Peter Rodman, US assistant secretary of defense for international security, urged China on Thursday to re-evaluate its relationship with Iran and North Korea, two countries with which the US is locked in tense nuclear standoffs.
"China's actions seem to us dangerously shortsighted," Rodman told the US-China Economic and Security Review Commission, an advisory panel created by Congress.
"China's proliferation behavior, past and present, can come back to haunt it, even placing its own political interests in jeopardy," he said.
The US, Rodman said, sees "in China a general willingness to transfer a wide variety of technologies to customers around the world."
He mentioned Iran, Sudan, Myanmar, Zimbabwe, Cuba and Venezuela and even linked China to North Korea's test launches in July of seven missiles and to Hezbollah's use of Chinese-designed cruise missiles against an Israeli naval vessel, also in July.
Rodman said that the US worries that Chinese companies have helped Iran as it tries to establish a self-sufficient ballistic missile production program. China wants to build relations with Iran, Rodman said, to secure access to its oil and gas and, potentially, to find ways to control its own sometimes restive Muslim populations.

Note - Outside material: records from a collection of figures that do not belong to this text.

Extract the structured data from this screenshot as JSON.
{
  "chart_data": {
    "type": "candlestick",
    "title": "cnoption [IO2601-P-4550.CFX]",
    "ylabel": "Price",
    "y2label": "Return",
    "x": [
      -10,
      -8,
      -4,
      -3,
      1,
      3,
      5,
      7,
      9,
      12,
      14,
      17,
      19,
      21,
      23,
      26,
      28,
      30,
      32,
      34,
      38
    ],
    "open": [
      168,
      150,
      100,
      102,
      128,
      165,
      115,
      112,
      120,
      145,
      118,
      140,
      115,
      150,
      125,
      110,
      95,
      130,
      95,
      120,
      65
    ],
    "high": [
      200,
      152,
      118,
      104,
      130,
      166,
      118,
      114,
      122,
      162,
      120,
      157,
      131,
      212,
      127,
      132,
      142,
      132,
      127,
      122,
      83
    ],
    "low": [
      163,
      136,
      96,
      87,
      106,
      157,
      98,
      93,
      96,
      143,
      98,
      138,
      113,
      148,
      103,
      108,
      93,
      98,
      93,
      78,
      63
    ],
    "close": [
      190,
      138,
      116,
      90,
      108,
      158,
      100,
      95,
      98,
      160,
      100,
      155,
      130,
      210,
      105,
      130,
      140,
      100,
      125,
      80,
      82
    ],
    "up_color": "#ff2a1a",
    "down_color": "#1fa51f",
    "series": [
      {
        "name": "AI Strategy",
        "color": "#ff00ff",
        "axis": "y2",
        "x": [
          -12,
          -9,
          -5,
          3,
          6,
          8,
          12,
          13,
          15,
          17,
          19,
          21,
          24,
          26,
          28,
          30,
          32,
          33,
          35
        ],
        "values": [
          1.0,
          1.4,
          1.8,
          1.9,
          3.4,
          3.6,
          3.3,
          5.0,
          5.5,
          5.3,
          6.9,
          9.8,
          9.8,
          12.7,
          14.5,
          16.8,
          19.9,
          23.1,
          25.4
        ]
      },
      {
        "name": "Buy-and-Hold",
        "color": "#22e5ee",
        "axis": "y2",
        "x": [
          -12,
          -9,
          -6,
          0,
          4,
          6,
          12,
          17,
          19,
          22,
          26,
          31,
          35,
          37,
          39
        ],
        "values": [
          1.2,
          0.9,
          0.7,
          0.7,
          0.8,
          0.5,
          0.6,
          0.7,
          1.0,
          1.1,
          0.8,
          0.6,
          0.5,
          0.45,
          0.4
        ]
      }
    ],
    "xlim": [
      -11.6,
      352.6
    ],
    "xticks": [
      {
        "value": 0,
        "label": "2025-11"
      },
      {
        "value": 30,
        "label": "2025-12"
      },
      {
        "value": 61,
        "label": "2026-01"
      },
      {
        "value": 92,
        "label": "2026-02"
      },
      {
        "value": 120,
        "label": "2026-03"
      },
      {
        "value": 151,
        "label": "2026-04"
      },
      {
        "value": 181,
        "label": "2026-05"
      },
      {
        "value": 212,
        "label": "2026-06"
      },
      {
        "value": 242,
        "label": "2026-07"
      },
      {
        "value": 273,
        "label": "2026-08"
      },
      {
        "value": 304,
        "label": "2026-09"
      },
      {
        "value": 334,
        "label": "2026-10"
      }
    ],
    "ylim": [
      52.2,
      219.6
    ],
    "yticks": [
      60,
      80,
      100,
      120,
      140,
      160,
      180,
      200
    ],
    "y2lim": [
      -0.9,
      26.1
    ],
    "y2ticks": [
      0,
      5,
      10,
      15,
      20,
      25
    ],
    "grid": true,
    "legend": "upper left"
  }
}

China says it opposes the spread of weapons technology and materials, and it prohibits Chinese companies from trans-ferring such material. Rodman said Beijing has strengthened its nonproliferation efforts by promoting export control laws and its oversight of those laws.
Paula DeSutter, the US State Department's lead official for verifying nonproliferation compliance, said, however, that despite repeated assurances from Beijing, the US is "deeply concerned about the Chinese government's commitment toward its nonproliferation obligations."